The programme has been used so far in partnership with lenders including Equity Bank and Sidian Bank in Kenya, and Sasfin in South Africa. The FMO wants to deploy it in fragile African states, with the Sahel countries, the Democratic Republic of Congo (DRC) and Mozambique among candidates that could be considered, FMO director Huub Cornelissen tells The Africa Report. The programme is currently worth $190m, and the aim is to increase this to $500m in 2024.

Financial institutions are needed to reach the “bottom of the pyramid” including through microfinance, Cornelissen says. “An economy cannot develop without financial institutions. Access to financial services in Africa is far from what it should be.”

Effective government is needed to provide an enabling environment if the programme is to work, Cornelissen says. Countries in Asia and Latin America currently tend to have better-enabling environments than some places in Africa, meaning that Nasira deployment in Africa’s fragile states is a long-term goal, he adds.

The FMO currently invests an average of about €2bn ($2.1bn) a year across all its markets. About a third of that goes to Africa, making the FMO one of the largest Dutch investors on the continent. That proportion is likely to increase slightly in coming years, Cornelissen says.

The bank estimates that its funding also mobilises a further €1.5bn in private-sector investment across all markets that would not otherwise happen. The aim, says Cornelissen, is to increase that amount to above the level of funding that the FMO provides itself.

Rianne Heijboer, FMO’s regional head of Southern Africa, points to recent investments, including Egyptian renewable energy producer Scatec and Babban Gona, an agricultural services company that works with maize smallholder farmers in northern Nigeria.

The aim is to use the FMO’s “stamp of approval” to mobilise private capital, she says.

FMO’s ventures fund currently has accelerator programmes for start-ups in countries including Nigeria, Ghana, Morocco and Tanzania. It wants to extend the use of accelerators to more countries, Heijboer adds.

Bankable Projects

The FMO, which has a triple-A rating from Fitch and Standard & Poor’s, focuses on three sectors where it believes it can have the biggest impact: financial institutions, energy and agribusiness, and food and water. The bank says it only invests when the private sector would not otherwise do so.
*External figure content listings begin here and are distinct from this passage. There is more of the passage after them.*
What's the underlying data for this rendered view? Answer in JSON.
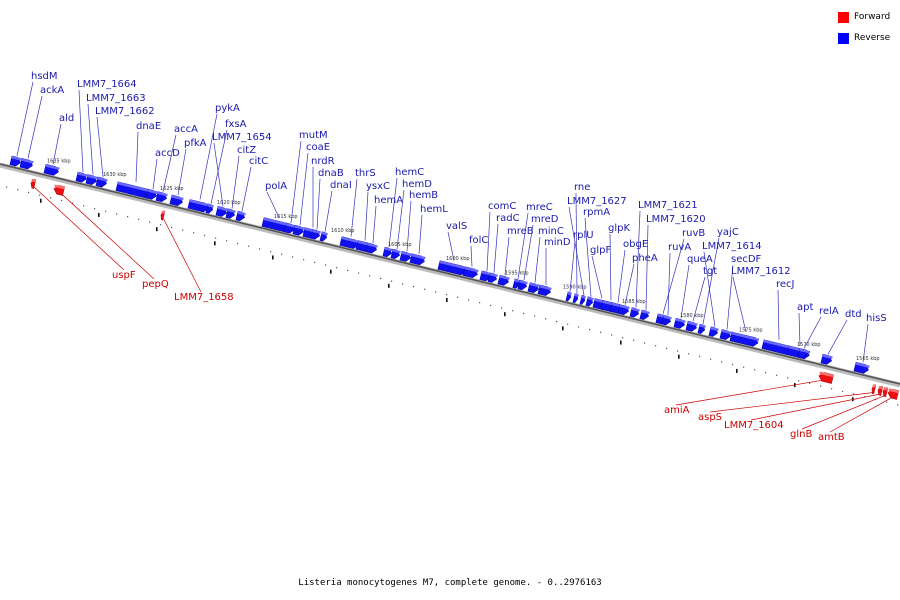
{
  "caption": "Listeria monocytogenes M7, complete genome. - 0..2976163",
  "legend": {
    "forward_label": "Forward",
    "reverse_label": "Reverse",
    "forward_color": "#ff0000",
    "reverse_color": "#0000ff"
  },
  "colors": {
    "forward_text": "#cc0000",
    "reverse_text": "#1a1aaa",
    "forward_line": "#cc0000",
    "reverse_line": "#3333bb",
    "backbone": "#888888"
  },
  "kbp_ticks": [
    "1635 kbp",
    "1630 kbp",
    "1625 kbp",
    "1620 kbp",
    "1615 kbp",
    "1610 kbp",
    "1605 kbp",
    "1600 kbp",
    "1595 kbp",
    "1590 kbp",
    "1585 kbp",
    "1580 kbp",
    "1575 kbp",
    "1570 kbp",
    "1565 kbp"
  ],
  "reverse_genes": [
    "hsdM",
    "ackA",
    "ald",
    "LMM7_1664",
    "LMM7_1663",
    "LMM7_1662",
    "dnaE",
    "accD",
    "accA",
    "pfkA",
    "pykA",
    "fxsA",
    "LMM7_1654",
    "citZ",
    "citC",
    "polA",
    "mutM",
    "coaE",
    "nrdR",
    "dnaB",
    "dnaI",
    "thrS",
    "ysxC",
    "hemA",
    "hemC",
    "hemD",
    "hemB",
    "hemL",
    "valS",
    "folC",
    "comC",
    "radC",
    "mreB",
    "mreC",
    "mreD",
    "minC",
    "minD",
    "rplU",
    "rne",
    "LMM7_1627",
    "rpmA",
    "glpF",
    "glpK",
    "obgE",
    "pheA",
    "LMM7_1621",
    "LMM7_1620",
    "ruvB",
    "ruvA",
    "queA",
    "tgt",
    "yajC",
    "LMM7_1614",
    "secDF",
    "LMM7_1612",
    "recJ",
    "apt",
    "relA",
    "dtd",
    "hisS"
  ],
  "forward_genes": [
    "uspF",
    "pepQ",
    "LMM7_1658",
    "amiA",
    "aspS",
    "LMM7_1604",
    "glnB",
    "amtB"
  ]
}
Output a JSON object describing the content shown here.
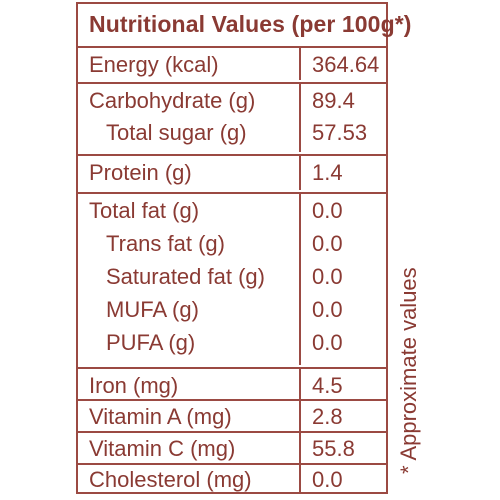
{
  "title": "Nutritional Values (per 100g*)",
  "groups": [
    [
      {
        "label": "Energy (kcal)",
        "value": "364.64"
      }
    ],
    [
      {
        "label": "Carbohydrate (g)",
        "value": "89.4"
      },
      {
        "label": "Total sugar (g)",
        "value": "57.53"
      }
    ],
    [
      {
        "label": "Protein (g)",
        "value": "1.4"
      }
    ],
    [
      {
        "label": "Total fat (g)",
        "value": "0.0"
      },
      {
        "label": "Trans fat (g)",
        "value": "0.0"
      },
      {
        "label": "Saturated fat (g)",
        "value": "0.0"
      },
      {
        "label": "MUFA (g)",
        "value": "0.0"
      },
      {
        "label": "PUFA (g)",
        "value": "0.0"
      }
    ],
    [
      {
        "label": "Iron (mg)",
        "value": "4.5"
      }
    ],
    [
      {
        "label": "Vitamin A (mg)",
        "value": "2.8"
      }
    ],
    [
      {
        "label": "Vitamin C (mg)",
        "value": "55.8"
      }
    ],
    [
      {
        "label": "Cholesterol (mg)",
        "value": "0.0"
      }
    ]
  ],
  "footnote": "* Approximate values",
  "colors": {
    "brand": "#8a3a33",
    "border": "#9b4a43"
  }
}
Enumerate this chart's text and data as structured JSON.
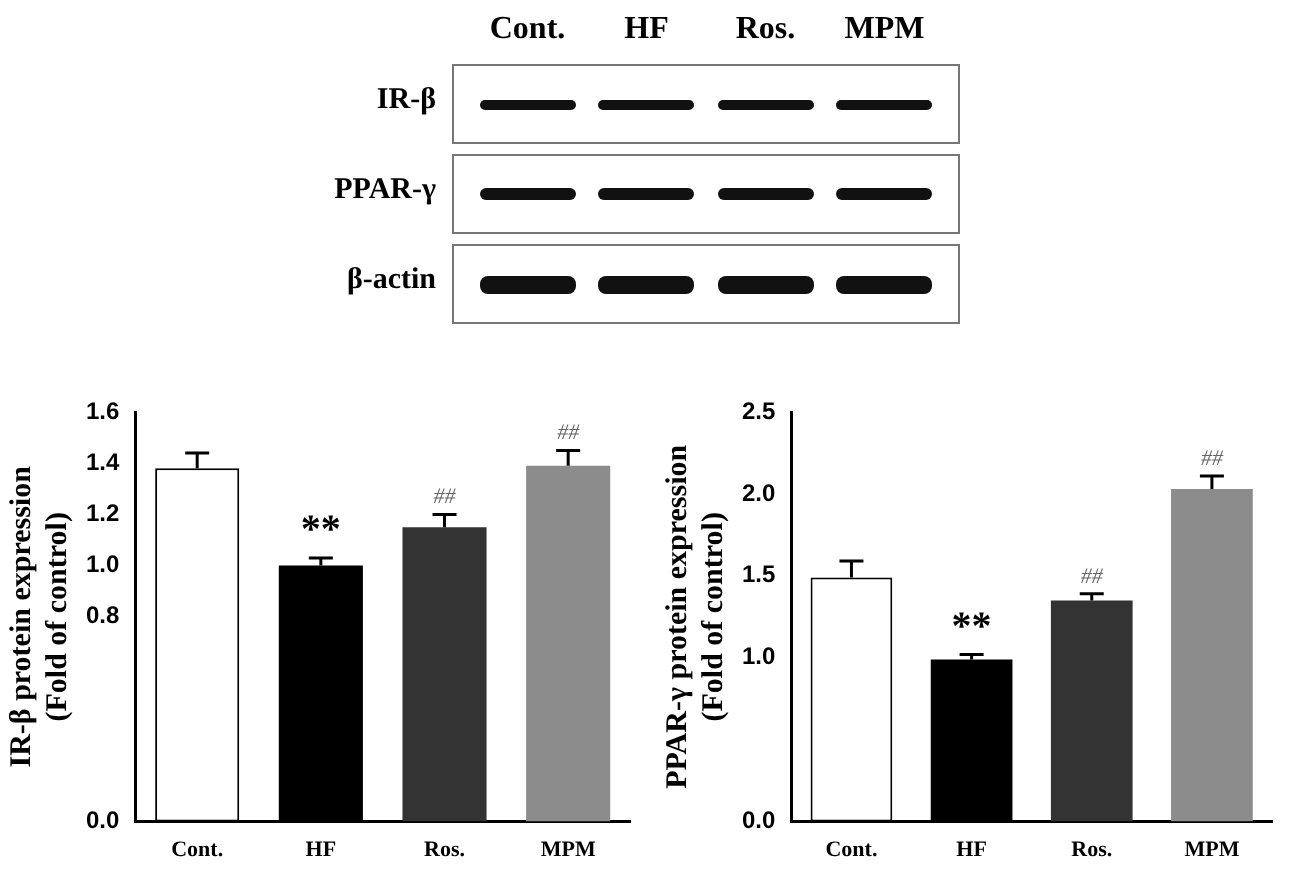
{
  "chart_data": [
    {
      "type": "other",
      "categories": [
        "Cont.",
        "HF",
        "Ros.",
        "MPM"
      ],
      "annotations": [
        "IR-β",
        "PPAR-γ",
        "β-actin"
      ]
    },
    {
      "type": "bar",
      "ylabel": "IR-β protein expression\n(Fold of control)",
      "categories": [
        "Cont.",
        "HF",
        "Ros.",
        "MPM"
      ],
      "values": [
        1.38,
        1.0,
        1.15,
        1.39
      ],
      "errors": [
        0.06,
        0.03,
        0.05,
        0.06
      ],
      "colors": [
        "#ffffff",
        "#000000",
        "#333333",
        "#8c8c8c"
      ],
      "ylim": [
        0,
        1.6
      ],
      "yticks": [
        {
          "value": 0,
          "label": "0.0"
        },
        {
          "value": 0.8,
          "label": "0.8"
        },
        {
          "value": 1.0,
          "label": "1.0"
        },
        {
          "value": 1.2,
          "label": "1.2"
        },
        {
          "value": 1.4,
          "label": "1.4"
        },
        {
          "value": 1.6,
          "label": "1.6"
        }
      ],
      "grid": false,
      "legend": false,
      "annotations": [
        {
          "text": "**",
          "x": "HF",
          "y": 1.03
        },
        {
          "text": "##",
          "x": "Ros.",
          "y": 1.2
        },
        {
          "text": "##",
          "x": "MPM",
          "y": 1.45
        }
      ]
    },
    {
      "type": "bar",
      "ylabel": "PPAR-γ protein expression\n(Fold of control)",
      "categories": [
        "Cont.",
        "HF",
        "Ros.",
        "MPM"
      ],
      "values": [
        1.49,
        0.99,
        1.35,
        2.03
      ],
      "errors": [
        0.1,
        0.03,
        0.04,
        0.08
      ],
      "colors": [
        "#ffffff",
        "#000000",
        "#333333",
        "#8c8c8c"
      ],
      "ylim": [
        0,
        2.5
      ],
      "yticks": [
        {
          "value": 0,
          "label": "0.0"
        },
        {
          "value": 1.0,
          "label": "1.0"
        },
        {
          "value": 1.5,
          "label": "1.5"
        },
        {
          "value": 2.0,
          "label": "2.0"
        },
        {
          "value": 2.5,
          "label": "2.5"
        }
      ],
      "grid": false,
      "legend": false,
      "annotations": [
        {
          "text": "**",
          "x": "HF",
          "y": 1.02
        },
        {
          "text": "##",
          "x": "Ros.",
          "y": 1.39
        },
        {
          "text": "##",
          "x": "MPM",
          "y": 2.11
        }
      ]
    }
  ]
}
The bank has investments in about 85 countries globally. The Dutch government has a controlling stake of 51%. Dutch banks Rabobank, ING and ABN Amro hold 42%, with the rest held by employers’ associations, trade unions and individual investors (7%). The FMO, led by CEO Michael Jongeneel who took over in September, is now working on a new strategic plan for 2030 which will be ready by the end of 2022.

The bank sees impact and profitability as complementary, rather than conflicting aims, and has not received funding from its shareholders for about 20 years. “We have grown because we made a profit,” Heijboer says.

Project investments typically range from €2m to €150m, or more.

Finding entrepreneurs with bankable projects, rather than finance, is the constraint on widening FMO’s impact. “There’s a lot of money for investment in Africa, but insufficient bankable projects,” Cornelissen says. The FMO is looking for more partners to develop those projects, he adds.

The bottom line

The FMO believes it can help crowd in private-sector investment in fragile African states – provided there is a functioning and effective government.